Storm chuckled, a low, vibration-heavy sound that I felt in my chest… far too close to my heart to be comfortable. “Go check on your fur babies. But don’t think you’re running, Veronica. I’m a patient man.”

______

The house had finally gone quiet, the domestic hum of the Moon Shadow pack settling into a low thrum. I’d spent the evening trying to focus on Smudge and Emmy, but even Smudge’s bureau-catic glares couldn’t distract me from the static electricity still dancing on my skin.

When the knock came, I didn’t even have to ask who it was. The air in the hallway was already heavy with that scent—pine, rain, and something primal that made my traveler’s intuition scream at me to both bolt the door and throw it wide open.

I opened it. Storm was standing there, his black t-shirt straining against his shoulders, his ice-blue eyes darker than I’d ever seen them.

“You’re still awake,” he rumbled.

“Hard to sleep when the air feels like a lightning storm is about to hit,” I countered, leaning against the doorframe.

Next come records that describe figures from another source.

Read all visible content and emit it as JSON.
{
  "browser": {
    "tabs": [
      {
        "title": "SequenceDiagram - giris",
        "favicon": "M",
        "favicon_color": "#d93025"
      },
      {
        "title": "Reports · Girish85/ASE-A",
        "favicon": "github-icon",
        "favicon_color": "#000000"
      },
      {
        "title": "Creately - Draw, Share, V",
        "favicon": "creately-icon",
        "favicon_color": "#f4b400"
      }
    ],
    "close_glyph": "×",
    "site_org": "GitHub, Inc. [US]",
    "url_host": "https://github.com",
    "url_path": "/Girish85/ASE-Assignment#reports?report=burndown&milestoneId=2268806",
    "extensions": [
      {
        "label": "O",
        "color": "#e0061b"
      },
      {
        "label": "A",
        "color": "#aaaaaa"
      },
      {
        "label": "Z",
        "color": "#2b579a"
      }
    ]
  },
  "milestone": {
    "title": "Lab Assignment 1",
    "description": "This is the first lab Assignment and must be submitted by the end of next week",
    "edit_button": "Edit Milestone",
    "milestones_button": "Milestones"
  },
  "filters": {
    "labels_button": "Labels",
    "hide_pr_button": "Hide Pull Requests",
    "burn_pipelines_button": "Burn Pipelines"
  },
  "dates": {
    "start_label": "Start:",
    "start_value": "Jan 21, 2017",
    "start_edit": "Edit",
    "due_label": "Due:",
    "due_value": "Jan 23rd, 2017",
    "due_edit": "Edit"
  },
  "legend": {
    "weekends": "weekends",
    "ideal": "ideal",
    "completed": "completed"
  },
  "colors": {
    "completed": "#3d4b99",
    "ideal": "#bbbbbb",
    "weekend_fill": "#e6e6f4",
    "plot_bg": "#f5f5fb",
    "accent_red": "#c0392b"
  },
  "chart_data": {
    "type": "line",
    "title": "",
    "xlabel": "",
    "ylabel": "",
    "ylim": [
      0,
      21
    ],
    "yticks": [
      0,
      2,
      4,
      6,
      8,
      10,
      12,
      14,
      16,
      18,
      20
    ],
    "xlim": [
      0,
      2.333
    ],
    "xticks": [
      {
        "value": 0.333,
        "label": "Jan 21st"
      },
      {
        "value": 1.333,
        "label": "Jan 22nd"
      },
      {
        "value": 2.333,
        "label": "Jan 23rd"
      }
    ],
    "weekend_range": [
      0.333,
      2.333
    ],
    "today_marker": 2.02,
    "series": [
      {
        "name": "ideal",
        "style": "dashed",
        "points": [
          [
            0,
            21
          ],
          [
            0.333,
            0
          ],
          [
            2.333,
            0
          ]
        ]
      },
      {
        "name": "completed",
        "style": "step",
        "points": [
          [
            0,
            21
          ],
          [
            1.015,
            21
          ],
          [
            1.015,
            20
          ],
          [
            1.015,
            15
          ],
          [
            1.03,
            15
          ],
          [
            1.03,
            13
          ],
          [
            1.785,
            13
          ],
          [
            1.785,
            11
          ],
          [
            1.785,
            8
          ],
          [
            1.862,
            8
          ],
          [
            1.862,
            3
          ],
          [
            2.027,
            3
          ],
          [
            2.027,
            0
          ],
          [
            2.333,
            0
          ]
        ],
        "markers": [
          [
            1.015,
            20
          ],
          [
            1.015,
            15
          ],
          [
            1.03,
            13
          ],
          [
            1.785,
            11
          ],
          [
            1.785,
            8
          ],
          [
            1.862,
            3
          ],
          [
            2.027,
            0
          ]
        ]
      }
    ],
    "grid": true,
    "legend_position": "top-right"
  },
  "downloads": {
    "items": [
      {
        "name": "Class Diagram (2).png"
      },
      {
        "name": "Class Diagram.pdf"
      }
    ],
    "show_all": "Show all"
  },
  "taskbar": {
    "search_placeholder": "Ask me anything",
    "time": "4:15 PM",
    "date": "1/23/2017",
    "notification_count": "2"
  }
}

He stepped into the room, and the space suddenly felt way too small for the both of us. He didn’t say anything at first; he just watched me, tracking the way my breath hitched. Then he reached out, his hand cupping my jaw with a gentleness that felt dangerous.

“I told you I was a patient man, Veronica,” he whispered, his thumb brushing over my lower lip. “But my patience has its limits.”

I should have made a joke. I should have called him a “wolfie” and pushed him back. But then he kissed me, and the world—the bus, the road, the narcissistic mum, the past I’d spent years outrunning—just evaporated.